Und zwar bestenfalls auf dem ersten Arbeitsmarkt und nicht in einer speziellen Behindertenwerkstatt, die noch für viele junge Leute der erste Weg ist. Dabei können mit raffinierter Technik inzwischen sehr viele körperliche Einschränkungen ausgeglichen werden. In Halle 5 sind beispielsweise die Aussteller versammelt, die Hilfsmittel rund um den modernen Computerarbeitsplatz anbieten, ohne den heutzutage ja so gut wie nichts mehr läuft.

Hier gibt es sprechende Scanner, die sich selbst erklären und auch gleich vorlesen, was gerade in ihnen steckt. Es gibt Tastaturen mit Blindenschrift, sogenannte Braillezeilen, die sich kabellos per Bluetooth mit dem PC im Büro oder mit mobilen Geräten wie Notebook, PDA oder Handy verbinden lassen.

Ein paar Schritte weiter ist ein Musterarbeitsplatz für Sehbehinderte eingerichtet, samt Vergrößerungssoftware, Vorleseprogramm und einer neuartigen hochauflösenden Lesekamera, die sich selbst per Computerstimme vorstellt:

"Kleinste und schlechte Vorlagen wie z.B. Lieferschiene, Visitenkarten oder auch handschriftliche Notizen sehen sie kontrastreich, gestochen scharf und selbstverständlich ohne störendes Flackern des Bildes."

Die Standkamera, die wie eine Tischlampe aussieht, wird einfach per Kabel mit dem Computer verbunden und überträgt dann alles, was unter ihr liegt, digital auf den Bildschirm, sagt Dirk Eckhardt vom Hersteller Papenmeier:

"Ich kann das per Tastatur oder per Maus jederzeit manipulieren, das heißt, größer oder kleiner machen.
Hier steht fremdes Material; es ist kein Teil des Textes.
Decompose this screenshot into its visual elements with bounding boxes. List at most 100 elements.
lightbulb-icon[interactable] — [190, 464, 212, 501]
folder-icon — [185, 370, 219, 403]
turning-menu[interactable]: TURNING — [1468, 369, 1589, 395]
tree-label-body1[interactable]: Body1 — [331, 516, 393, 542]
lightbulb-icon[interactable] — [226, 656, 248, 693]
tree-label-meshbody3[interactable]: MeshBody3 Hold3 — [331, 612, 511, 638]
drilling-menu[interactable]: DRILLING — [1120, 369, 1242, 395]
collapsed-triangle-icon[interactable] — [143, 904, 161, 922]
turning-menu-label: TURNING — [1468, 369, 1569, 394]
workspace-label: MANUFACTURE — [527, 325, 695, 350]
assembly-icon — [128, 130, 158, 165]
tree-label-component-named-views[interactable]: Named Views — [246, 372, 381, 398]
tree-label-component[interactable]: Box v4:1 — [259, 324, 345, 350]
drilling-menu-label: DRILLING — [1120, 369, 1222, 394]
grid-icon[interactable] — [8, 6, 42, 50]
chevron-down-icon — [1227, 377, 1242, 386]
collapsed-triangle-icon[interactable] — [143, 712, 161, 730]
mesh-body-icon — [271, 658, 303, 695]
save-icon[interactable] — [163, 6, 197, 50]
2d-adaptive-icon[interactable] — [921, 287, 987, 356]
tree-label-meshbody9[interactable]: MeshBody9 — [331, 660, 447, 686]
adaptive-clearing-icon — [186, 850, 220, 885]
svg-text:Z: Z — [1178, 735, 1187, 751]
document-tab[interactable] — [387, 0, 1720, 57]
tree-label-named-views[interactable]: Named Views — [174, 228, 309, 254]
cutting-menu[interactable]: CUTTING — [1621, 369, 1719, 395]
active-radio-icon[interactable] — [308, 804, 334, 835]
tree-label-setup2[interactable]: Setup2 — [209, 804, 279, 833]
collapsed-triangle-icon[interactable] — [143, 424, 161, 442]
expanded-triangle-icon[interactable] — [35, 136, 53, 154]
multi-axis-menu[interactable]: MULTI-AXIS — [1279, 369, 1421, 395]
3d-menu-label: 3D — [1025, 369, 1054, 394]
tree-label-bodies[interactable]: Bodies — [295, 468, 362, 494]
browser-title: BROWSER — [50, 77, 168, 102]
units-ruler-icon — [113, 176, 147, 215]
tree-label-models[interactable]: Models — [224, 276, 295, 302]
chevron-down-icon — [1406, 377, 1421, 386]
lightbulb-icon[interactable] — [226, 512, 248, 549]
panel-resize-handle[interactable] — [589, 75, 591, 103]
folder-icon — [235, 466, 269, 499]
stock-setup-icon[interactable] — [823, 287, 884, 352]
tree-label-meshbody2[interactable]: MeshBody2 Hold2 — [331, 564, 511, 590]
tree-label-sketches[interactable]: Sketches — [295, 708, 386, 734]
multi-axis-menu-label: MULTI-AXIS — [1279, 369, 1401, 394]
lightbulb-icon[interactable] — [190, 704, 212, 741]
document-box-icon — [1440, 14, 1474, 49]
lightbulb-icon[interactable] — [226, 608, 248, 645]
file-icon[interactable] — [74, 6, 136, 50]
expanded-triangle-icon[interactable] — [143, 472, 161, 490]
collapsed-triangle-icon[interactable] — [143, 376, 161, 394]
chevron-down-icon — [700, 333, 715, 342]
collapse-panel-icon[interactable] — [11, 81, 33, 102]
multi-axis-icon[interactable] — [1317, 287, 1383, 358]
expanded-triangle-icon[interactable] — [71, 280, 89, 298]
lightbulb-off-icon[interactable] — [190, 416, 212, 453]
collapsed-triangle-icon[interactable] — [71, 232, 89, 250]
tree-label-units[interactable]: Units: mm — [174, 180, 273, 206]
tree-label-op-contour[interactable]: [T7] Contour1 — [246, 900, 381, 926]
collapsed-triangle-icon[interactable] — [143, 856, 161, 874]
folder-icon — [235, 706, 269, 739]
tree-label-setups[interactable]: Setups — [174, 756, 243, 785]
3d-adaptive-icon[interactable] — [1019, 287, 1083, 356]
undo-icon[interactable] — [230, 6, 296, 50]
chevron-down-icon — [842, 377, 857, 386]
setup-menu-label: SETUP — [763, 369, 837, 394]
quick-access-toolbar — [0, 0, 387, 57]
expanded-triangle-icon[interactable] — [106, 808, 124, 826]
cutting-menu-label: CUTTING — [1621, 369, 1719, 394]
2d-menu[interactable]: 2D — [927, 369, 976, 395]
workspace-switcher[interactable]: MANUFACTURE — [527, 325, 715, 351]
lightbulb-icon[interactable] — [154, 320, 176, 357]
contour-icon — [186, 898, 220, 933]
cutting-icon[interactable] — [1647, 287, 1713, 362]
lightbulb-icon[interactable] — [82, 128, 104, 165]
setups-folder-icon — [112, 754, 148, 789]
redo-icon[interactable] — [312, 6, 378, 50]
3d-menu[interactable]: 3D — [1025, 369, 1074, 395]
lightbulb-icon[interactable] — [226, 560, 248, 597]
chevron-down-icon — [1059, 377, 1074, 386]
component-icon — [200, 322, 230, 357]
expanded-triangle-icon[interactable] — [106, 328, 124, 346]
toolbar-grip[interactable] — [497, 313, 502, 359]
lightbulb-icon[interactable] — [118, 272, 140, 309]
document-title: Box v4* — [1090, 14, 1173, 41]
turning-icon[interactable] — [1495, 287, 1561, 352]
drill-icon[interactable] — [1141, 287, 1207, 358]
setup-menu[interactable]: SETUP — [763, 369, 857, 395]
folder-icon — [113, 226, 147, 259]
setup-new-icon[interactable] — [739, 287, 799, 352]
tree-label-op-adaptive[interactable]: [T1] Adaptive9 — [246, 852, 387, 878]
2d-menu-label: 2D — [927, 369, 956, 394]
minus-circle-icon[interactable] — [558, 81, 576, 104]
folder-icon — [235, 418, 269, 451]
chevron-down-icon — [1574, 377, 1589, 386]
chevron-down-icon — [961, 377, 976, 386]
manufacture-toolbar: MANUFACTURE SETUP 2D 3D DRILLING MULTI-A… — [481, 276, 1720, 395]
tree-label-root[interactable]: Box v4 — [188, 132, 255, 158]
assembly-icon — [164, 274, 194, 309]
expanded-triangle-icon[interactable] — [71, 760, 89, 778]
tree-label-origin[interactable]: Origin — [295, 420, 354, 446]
Ich kann es auch einfärben. Wenn ich zum Beispiel so ein Recyclingpapier habe, Schwarz auf Dunkelgrau, irgendwas, was ich so kaum lesen kann, kann man das über die Kamera letztendlich so einstellen, dass es, wenn man will, schwarz-weiß, sehr kontrastreich dargestellt wird."
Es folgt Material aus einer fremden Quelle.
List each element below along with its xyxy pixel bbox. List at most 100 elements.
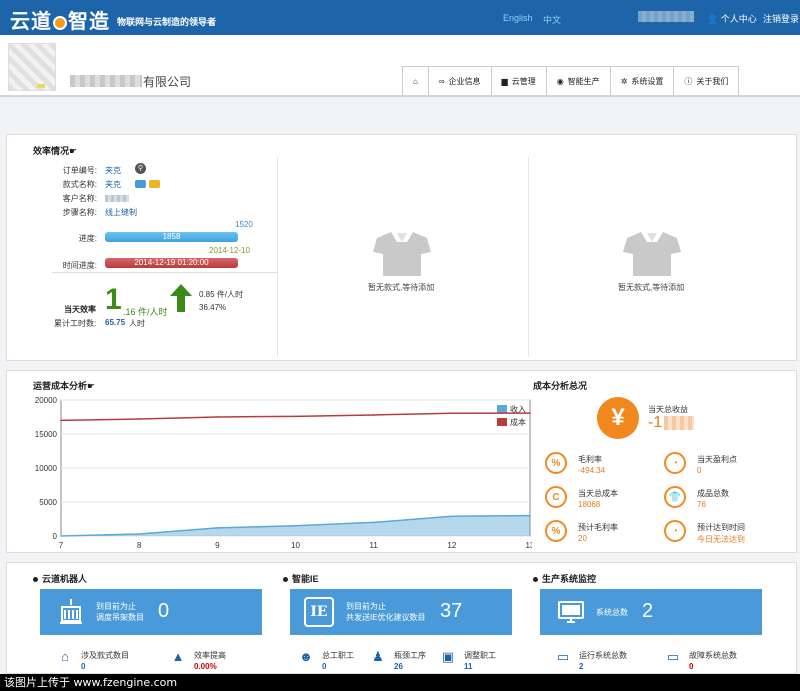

Durch solche technischen Lösungen können auch stark sehbehinderte Menschen selbstständig und ohne große Zeitverluste am Computer arbeiten. Das ist auch das Ziel von Tim Eigenbrodt. Der junge Mann sitzt im Rollstuhl und leidet an einer Spastik:

"Ich suche eine spezielle Tastatur und eine spezielle Maus für die Arbeit. Ich muss viele Texte schreiben und Briefe verfassen und Emails schreiben. Das geht alles zu langsam."

Am Stand von Incap empfiehlt ihm Christoph Kehl die so genannte Maxitastatur, die etwa ein Drittel größer ist, als eine Standardtastatur, was Spastikern das Drücken nur einer Taste wesentlich erleichtert. Durch eine integrierte Software lassen sich außerdem nützliche Zusatzfunktionen zuschalten, erklärt Christoph Kehl:

"Da kann man einstellen, dass man zum Beispiel keine Doppelauslösungen hat. Wenn man auf einer normalen Tastatur drauf bleibt, dann löst die ja ständig aus. Und hier kann man definieren, dass die nur einmal auslöst, wenn man auf die Taste drückt."

Inzwischen gibt es Tastaturen und Computermäuse für fast jedes Handicap. Neben den Großfeldtastaturen gibt es auch extrem kleine mit winzigen Knöpfen, die fast ohne Kraftaufwand zu bedienen sind. Es gibt Mäuse, die das Zittern der Hand rausfiltern, sodass ein gezielter Klick möglich ist und Mäuse, die sich per Kopfbewegung oder auch nur durch ein Augenzwinkern steuern lassen. Tim Eigenbrodt scheint jedenfalls das passende Zubehör für seinen Büroarbeitsplatz gefunden zu haben.

"Wie ist so das Gefühl? Ist gut, der Eindruck. Sehr gut."